A new class of doubly nonlinear evolution equations (Q1880539)

The authors consider an evolution equation of the form: \[ u'(t)+K(t,\theta(t))+G(t,u(t))=f(t) \text{ in }V^{*} \text{ for a.e. }t\in[0,T] u(0)=u_0, \] where for each \(t\in[0,T],\) \(K(t,.)\) is a weakly continuous operator from a reflexive Banach space \(V\) into its dual space \(V^{*},\) \(G(t,.)\) is a weakly continuous operator from a Hilbert space \(H\) into \(V^{*}\), where \(V\) is densely and compactly imbedded in \(H\), \(f\) is a given source function and \(u_0\) is an initial data. It is assumed that \(\theta(t)=\partial\psi^{t}(u(t))\) in \(V\) for a.e. \(t\in[0,T]\), where \(\{\psi^{t}\}\) is a family of proper lower semicontinuous and convex functions on the space \(V^{*}\) and \(\partial\psi^{t}\) is the subdifferential of \(\psi^{t}\) from \(V^{*}\) into \(V\).

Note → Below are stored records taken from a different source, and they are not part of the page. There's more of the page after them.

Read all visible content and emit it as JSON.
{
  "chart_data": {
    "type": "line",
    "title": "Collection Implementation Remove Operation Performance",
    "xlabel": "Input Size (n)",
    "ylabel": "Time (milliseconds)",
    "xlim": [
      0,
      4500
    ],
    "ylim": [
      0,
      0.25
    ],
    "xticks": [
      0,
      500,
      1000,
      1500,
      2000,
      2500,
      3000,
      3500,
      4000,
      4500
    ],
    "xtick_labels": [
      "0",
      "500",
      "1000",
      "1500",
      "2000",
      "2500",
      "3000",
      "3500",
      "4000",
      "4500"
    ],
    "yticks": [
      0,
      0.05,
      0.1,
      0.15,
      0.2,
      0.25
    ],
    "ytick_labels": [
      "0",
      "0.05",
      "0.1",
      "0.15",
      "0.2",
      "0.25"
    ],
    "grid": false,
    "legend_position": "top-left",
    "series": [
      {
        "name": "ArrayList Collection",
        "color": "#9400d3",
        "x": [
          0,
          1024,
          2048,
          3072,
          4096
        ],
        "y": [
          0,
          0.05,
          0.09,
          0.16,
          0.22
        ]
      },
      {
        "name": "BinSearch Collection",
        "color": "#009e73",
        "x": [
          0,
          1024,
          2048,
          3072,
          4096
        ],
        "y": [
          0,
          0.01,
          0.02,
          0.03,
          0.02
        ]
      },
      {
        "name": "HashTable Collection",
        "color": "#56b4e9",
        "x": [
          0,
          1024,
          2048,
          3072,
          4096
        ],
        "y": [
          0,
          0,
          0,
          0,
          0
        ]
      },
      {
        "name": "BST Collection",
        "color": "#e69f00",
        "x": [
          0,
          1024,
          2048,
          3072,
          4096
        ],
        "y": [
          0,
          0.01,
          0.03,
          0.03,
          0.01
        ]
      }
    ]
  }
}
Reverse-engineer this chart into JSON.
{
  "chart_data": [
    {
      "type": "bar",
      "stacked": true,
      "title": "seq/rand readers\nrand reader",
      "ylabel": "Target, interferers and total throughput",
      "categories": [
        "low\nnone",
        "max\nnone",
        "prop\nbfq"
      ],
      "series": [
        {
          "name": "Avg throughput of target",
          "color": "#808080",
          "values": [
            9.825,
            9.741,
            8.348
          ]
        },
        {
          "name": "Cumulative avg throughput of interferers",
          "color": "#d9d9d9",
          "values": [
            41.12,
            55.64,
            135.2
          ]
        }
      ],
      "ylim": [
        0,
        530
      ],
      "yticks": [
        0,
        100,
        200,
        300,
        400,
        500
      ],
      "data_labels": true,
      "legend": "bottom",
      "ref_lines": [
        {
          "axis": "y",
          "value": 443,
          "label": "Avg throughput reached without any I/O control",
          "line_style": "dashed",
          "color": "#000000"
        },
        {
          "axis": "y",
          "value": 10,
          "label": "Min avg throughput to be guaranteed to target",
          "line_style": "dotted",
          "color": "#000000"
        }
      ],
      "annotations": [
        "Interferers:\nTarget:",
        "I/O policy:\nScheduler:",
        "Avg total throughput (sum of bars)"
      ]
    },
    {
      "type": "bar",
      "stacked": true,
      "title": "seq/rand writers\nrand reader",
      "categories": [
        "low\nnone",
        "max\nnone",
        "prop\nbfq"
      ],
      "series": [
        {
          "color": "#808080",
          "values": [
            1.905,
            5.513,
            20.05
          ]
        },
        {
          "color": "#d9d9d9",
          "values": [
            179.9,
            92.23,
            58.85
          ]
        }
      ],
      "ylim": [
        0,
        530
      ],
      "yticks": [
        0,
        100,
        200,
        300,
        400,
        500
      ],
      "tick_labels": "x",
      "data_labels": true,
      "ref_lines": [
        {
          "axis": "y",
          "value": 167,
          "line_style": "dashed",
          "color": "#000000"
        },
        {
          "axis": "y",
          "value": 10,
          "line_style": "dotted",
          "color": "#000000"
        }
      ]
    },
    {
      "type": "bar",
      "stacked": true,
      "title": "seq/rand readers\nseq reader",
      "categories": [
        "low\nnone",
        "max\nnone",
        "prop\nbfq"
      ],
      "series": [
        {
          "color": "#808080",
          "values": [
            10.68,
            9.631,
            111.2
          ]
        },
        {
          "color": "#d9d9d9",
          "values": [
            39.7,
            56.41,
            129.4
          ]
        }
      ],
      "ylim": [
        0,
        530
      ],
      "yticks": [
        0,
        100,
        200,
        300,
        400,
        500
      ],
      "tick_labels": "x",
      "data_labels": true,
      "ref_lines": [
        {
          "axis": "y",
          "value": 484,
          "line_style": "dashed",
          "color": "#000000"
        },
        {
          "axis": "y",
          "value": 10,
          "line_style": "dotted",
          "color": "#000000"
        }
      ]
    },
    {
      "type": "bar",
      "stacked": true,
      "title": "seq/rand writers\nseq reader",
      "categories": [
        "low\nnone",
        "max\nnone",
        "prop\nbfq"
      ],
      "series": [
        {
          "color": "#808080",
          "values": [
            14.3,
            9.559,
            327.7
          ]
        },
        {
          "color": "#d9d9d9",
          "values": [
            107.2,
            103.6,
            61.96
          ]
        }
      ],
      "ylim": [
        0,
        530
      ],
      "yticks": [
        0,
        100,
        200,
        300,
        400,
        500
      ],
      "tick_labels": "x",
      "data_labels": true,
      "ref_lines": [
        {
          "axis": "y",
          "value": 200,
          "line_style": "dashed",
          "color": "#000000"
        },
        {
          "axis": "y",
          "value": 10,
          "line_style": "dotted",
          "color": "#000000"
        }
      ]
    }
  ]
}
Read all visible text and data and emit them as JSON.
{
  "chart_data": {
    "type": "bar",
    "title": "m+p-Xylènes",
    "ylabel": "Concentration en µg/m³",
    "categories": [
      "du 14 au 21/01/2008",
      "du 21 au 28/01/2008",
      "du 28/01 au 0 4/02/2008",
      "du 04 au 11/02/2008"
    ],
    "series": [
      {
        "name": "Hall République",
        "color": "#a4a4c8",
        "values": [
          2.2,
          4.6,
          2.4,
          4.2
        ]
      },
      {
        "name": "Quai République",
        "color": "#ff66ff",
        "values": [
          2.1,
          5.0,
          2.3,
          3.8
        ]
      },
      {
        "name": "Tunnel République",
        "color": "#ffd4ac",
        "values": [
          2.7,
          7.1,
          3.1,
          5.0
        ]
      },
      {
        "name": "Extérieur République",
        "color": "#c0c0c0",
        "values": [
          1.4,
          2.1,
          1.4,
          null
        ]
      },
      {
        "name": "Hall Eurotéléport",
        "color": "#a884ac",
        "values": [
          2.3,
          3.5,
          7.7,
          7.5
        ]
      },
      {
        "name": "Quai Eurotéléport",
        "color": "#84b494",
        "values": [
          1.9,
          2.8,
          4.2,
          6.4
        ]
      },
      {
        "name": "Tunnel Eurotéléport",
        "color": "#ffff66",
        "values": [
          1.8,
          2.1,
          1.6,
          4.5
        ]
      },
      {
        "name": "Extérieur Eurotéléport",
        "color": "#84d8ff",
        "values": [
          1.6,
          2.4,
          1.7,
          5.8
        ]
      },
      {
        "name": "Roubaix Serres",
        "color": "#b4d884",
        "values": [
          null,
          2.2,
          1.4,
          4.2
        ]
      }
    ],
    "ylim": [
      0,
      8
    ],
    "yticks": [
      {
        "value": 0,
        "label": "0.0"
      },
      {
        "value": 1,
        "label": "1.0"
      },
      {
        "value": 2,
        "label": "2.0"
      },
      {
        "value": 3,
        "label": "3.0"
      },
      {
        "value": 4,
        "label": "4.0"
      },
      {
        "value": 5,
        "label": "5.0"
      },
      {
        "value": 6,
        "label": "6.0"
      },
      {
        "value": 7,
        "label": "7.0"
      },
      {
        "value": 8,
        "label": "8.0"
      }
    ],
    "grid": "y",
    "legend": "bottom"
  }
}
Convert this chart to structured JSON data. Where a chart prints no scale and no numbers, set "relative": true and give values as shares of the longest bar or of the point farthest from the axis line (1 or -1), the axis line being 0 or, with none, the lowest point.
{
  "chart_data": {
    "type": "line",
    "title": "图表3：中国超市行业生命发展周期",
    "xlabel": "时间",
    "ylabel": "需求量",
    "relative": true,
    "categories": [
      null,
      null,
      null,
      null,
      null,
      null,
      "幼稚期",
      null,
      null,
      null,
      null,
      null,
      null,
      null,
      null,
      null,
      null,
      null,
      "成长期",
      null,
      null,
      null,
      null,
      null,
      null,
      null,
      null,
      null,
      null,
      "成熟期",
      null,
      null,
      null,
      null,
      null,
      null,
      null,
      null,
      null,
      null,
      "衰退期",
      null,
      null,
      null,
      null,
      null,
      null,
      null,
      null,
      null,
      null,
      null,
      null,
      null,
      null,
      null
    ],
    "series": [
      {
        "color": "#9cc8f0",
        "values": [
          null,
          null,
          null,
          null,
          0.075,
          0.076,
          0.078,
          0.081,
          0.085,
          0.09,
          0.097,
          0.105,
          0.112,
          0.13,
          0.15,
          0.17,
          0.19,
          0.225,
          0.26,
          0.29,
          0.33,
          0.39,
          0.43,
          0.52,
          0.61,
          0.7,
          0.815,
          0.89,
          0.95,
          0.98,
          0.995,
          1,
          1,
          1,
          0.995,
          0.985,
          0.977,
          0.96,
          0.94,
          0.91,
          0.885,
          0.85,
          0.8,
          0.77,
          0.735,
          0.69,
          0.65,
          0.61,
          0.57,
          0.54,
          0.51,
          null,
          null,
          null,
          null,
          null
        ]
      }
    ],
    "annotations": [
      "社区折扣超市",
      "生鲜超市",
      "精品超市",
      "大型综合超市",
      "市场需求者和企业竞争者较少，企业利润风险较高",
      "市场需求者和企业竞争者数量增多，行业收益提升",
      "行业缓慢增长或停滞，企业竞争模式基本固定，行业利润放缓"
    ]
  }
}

By using a time discretization scheme, the authors give an existence result for the above problem which complements previous results on other types of doubly nonlinear evolution equations by other authors such as \textit{P. Colli} and \textit{A. Visintin} [Commun. Partial Differ. Equations 15, No. 5, 737--756 (1990; Zbl 0707.34053)], \textit{N. Kenmochi} and \textit{I. Pawlow} [Nonlinear Anal. 10, 1181--1202 (1986; Zbl 0635.35043)] and \textit{E. Maitre} and \textit{P. Witomski} [Nonlinear Anal. 50, No. 2(A), 223--250 (2002; Zbl 1001.35091)].